As I was reading it I thought it might be nice to create a 4 dimensional quotation for the blog. Almost 6 hours later, here it is. Who would have thought something so simple looking would require such finessing. Though truth to tell I love the zone I get into while editing and never tire of watching the sequence back over and over.

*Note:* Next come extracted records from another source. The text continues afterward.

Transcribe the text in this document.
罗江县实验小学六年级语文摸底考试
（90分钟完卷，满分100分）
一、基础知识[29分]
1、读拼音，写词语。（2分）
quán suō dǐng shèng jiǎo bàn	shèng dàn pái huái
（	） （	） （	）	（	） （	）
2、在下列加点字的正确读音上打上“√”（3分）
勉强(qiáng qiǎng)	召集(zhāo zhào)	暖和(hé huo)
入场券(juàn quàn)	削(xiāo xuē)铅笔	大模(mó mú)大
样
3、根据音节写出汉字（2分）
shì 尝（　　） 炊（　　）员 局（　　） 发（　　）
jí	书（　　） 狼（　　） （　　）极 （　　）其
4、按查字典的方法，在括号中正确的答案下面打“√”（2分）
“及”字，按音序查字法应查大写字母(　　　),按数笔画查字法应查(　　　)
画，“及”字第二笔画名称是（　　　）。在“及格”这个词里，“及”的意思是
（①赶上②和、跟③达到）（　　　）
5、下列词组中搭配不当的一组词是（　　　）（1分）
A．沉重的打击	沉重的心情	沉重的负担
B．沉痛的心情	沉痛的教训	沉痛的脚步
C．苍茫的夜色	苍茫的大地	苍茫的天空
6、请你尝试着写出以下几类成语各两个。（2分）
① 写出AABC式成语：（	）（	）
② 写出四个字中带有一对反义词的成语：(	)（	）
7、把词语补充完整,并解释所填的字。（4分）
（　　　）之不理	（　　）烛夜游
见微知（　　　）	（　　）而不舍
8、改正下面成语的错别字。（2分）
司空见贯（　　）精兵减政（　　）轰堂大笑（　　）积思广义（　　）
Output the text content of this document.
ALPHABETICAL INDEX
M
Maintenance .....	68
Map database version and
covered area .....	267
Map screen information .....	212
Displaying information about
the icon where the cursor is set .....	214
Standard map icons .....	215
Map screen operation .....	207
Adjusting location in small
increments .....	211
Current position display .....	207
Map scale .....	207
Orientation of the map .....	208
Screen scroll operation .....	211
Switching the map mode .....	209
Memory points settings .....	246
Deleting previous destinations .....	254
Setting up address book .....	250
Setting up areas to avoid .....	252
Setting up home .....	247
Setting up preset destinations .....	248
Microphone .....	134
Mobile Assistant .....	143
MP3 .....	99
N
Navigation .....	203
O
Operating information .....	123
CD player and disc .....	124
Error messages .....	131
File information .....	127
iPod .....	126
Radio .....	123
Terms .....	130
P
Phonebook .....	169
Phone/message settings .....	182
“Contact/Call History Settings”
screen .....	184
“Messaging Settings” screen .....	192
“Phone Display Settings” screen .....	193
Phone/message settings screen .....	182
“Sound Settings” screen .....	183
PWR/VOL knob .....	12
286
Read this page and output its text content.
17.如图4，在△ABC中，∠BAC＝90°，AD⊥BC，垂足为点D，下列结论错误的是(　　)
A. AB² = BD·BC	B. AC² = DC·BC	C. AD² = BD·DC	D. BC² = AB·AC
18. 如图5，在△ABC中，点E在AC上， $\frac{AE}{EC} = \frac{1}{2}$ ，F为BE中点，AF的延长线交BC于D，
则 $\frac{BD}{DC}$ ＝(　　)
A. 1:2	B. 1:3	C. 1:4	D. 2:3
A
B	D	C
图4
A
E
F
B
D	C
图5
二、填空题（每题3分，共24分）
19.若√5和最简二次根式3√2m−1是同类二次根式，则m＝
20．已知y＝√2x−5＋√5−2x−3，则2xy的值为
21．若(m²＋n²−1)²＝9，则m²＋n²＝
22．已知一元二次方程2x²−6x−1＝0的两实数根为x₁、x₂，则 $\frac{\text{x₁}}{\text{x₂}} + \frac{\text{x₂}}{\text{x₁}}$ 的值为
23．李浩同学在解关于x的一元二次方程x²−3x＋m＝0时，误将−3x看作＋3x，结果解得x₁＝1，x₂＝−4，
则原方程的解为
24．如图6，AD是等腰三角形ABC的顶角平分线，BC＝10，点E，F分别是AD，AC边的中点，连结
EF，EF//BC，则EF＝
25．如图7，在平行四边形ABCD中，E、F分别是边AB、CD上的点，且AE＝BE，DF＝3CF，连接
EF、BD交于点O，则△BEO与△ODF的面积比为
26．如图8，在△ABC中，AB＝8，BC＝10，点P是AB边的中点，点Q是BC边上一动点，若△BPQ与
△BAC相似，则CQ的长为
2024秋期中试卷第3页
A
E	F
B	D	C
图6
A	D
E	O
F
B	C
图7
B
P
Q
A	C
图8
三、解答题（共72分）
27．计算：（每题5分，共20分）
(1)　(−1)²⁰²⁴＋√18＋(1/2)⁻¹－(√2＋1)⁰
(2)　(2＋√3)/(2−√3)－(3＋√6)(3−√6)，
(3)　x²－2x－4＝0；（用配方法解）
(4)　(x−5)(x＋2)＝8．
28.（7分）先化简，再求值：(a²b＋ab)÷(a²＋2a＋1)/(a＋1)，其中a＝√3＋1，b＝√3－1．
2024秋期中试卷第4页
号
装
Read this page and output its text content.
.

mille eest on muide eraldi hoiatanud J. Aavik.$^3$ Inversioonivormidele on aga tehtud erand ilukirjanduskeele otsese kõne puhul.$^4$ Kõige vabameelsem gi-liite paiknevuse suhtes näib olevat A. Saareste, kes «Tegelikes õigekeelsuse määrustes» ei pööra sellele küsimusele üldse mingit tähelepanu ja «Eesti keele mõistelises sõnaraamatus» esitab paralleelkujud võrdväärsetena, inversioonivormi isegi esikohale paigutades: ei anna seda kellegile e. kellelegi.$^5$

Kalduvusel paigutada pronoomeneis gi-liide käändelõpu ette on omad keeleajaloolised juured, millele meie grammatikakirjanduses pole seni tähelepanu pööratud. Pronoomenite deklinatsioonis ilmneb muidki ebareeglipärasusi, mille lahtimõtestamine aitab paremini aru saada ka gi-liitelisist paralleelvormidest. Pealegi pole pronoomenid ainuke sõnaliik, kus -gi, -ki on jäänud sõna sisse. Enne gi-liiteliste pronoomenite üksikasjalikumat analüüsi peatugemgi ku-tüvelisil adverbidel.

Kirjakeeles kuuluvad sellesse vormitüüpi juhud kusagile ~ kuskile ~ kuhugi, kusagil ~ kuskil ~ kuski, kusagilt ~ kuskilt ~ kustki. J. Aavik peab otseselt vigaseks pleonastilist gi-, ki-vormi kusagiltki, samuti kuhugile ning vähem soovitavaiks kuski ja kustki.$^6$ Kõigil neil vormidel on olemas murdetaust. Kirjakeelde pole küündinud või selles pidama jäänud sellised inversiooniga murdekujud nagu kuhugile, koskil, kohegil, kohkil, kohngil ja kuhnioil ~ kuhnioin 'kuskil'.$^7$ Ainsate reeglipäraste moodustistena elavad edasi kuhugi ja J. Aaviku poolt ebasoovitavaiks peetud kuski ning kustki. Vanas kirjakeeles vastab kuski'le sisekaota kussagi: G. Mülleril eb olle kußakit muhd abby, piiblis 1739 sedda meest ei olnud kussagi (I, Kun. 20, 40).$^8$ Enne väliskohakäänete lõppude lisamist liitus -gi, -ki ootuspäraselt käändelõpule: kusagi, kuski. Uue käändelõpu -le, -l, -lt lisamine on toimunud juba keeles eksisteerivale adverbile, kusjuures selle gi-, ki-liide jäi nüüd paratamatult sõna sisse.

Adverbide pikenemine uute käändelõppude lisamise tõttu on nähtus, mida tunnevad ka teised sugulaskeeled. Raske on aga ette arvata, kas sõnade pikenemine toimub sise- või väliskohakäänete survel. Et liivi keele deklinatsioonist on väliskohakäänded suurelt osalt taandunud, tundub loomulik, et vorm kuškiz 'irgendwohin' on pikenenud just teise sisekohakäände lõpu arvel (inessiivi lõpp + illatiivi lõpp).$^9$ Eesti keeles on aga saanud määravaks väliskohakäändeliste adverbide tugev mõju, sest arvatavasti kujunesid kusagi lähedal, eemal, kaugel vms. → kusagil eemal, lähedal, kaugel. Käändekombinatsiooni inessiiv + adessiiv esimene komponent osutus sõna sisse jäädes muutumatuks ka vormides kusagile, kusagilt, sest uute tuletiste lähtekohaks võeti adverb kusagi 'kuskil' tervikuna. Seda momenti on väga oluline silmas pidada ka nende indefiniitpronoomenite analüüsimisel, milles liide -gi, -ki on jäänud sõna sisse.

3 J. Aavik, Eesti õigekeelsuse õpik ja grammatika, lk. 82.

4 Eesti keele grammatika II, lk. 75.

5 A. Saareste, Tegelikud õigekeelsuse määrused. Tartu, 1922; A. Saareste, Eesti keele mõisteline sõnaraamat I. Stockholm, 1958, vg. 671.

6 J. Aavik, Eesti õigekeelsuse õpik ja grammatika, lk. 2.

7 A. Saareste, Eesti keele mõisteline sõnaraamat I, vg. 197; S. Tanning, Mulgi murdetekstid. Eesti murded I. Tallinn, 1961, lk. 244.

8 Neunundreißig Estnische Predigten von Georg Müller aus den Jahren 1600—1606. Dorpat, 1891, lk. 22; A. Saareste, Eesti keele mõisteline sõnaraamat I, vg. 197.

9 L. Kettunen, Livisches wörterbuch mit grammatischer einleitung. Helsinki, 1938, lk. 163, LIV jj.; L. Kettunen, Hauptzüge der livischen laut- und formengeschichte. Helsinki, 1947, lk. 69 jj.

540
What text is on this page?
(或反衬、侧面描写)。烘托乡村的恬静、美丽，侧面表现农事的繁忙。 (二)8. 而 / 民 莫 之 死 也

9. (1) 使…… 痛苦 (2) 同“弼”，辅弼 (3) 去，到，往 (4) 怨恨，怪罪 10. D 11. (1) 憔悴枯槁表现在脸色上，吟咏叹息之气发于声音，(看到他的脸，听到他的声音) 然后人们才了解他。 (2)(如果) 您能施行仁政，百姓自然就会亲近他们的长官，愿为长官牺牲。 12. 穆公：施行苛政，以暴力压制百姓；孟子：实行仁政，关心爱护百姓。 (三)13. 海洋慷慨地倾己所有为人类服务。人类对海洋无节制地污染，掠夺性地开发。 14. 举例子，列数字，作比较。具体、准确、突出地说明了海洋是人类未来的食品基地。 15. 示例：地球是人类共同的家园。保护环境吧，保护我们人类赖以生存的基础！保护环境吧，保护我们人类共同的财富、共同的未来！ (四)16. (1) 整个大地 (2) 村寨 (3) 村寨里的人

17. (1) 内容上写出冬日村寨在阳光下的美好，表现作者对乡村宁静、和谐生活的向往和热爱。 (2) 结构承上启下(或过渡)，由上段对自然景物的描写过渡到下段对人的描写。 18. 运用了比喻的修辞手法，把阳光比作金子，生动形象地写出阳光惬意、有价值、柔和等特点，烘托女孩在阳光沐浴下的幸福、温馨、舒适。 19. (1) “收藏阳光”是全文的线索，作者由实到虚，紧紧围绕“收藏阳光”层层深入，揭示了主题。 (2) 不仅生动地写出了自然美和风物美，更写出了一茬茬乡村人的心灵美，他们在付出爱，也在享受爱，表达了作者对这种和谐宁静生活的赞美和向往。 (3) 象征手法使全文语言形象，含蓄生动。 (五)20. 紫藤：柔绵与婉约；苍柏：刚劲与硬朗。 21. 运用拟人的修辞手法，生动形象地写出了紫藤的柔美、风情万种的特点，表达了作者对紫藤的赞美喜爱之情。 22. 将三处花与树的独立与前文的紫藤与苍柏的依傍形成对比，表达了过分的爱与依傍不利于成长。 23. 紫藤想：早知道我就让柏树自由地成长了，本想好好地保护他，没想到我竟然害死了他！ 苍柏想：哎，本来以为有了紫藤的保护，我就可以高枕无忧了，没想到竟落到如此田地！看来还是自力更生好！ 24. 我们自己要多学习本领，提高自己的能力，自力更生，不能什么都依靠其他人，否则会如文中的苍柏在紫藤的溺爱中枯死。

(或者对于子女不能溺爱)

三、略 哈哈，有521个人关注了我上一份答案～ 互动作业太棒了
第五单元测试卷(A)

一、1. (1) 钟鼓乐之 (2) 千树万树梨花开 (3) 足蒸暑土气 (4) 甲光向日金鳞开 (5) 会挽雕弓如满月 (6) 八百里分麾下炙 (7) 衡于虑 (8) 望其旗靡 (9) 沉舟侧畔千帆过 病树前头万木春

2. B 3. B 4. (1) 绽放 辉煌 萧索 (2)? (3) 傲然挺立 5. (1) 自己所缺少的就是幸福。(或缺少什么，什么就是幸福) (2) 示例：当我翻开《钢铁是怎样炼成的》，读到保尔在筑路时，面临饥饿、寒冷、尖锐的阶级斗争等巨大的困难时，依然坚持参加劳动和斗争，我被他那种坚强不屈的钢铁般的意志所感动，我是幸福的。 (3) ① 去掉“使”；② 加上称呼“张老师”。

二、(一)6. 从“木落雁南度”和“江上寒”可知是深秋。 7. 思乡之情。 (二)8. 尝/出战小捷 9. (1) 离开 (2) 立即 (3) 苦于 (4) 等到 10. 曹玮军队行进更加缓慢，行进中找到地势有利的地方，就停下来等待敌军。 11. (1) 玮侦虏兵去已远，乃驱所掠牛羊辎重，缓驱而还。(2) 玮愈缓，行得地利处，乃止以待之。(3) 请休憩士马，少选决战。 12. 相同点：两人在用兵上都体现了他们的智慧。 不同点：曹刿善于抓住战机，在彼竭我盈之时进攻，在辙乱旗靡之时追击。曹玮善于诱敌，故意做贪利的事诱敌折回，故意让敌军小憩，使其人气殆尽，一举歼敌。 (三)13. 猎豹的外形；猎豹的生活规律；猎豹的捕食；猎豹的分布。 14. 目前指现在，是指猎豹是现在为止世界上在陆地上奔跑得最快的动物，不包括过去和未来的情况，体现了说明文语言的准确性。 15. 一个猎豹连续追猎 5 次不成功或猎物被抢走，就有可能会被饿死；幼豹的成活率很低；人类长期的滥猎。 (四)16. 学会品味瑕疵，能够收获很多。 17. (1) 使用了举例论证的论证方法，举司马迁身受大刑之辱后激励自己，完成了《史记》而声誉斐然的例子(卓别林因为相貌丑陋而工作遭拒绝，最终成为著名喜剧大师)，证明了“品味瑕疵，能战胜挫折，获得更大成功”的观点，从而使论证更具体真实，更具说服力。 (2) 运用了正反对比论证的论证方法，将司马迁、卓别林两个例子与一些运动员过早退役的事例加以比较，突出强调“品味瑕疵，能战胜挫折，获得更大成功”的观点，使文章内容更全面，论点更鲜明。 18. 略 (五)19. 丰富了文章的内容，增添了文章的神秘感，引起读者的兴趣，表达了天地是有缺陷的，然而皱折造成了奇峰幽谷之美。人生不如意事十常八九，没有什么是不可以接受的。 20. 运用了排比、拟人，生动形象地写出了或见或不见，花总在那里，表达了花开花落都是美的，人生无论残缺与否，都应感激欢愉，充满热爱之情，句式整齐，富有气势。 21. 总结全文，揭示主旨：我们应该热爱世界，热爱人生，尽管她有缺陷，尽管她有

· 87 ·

The music is Rachmaninov’s 10th Prelude played by Vladimir Ashkenazy.

Download

10 Comments

  1. rr

    March 12, 2008 at 11:43 pm

    [watches 4d quotation]

    [long pause]

    [realises has ceased respiration]

    sigh of utter entranced delight

  2. Lucy

    March 13, 2008 at 8:07 am

    Beautiful, Alistair, thanks for spending the six hours!
    And for being the spur for my finally getting into Rilke. I feel I need to explore different translations, a pleasure that still lies ahead…

  3. valerie w

    March 15, 2008 at 5:18 am

    very nice.

  4. alistair

    March 17, 2008 at 9:52 am

    I wonder if everyone can see this? It’s a quicktime file – so I had a sneaking suspicion that Windows users might not see it.
    Can you let me know?

  5. lori

    March 19, 2008 at 7:44 pm

    your sneaking suspicion is correct. How lamentable!

  6. RobbieG

    March 19, 2008 at 8:05 pm

    I am, alas, a Windows user, but I was able to view the
    film perfectly. It’s lovely and inspiring, as is this
    blog.

    Makes me want to read some Rilke!

    Many thanks!

    -r

  7. lori

    March 23, 2008 at 11:54 pm

    r,
    Were you? I still cannot. What is wrong with my
    computer?
    I feel like a horrible, shlocky student, whom befall all
    the obstacles in this classroom.
    But.. the shlocky student is headed to the library to join the
    collective effort to read Rilke now.

  8. RobbieG

    March 24, 2008 at 8:39 pm

    Hi Lori,

    You’re definitely not horrible or shlocky! There’s such
    an abundance of technology lately, you almost have to
    consciously choose what to pay attention to — kind of
    like a pastry shop, but not as nice!

    If you have Windows XP, you can download a free copy
    of Quicktime at,
    http://www.apple.com/quicktime/download/

    Follow the instructions to download, and you’ll probably
    have a better experience if you have a computer less
    than, say, 7 years old (and preferably newer).

    Hope that works for you.. but if not, there’s always
    Rilke version 1.0, sitting quietly on a bookshelf at
    your local library!

    Have a warm, wonderful week.

    -r

  9. alistair

    March 24, 2008 at 11:59 pm

    Thanks Robbie,
    I was thinking about posting that plugin you need to make Windows play Quicktime – but you’ve done it for me.

  10. Vicky

    June 26, 2008 at 11:28 pm

    op.31
    op.37
    (if you forget the name “Christ”.. Sergej can tell you the
    second and the third part of this same story .. which
    you’ve begun to listen. Have trust in me.. the sounds
    are GREATER than any shape of imagined God.)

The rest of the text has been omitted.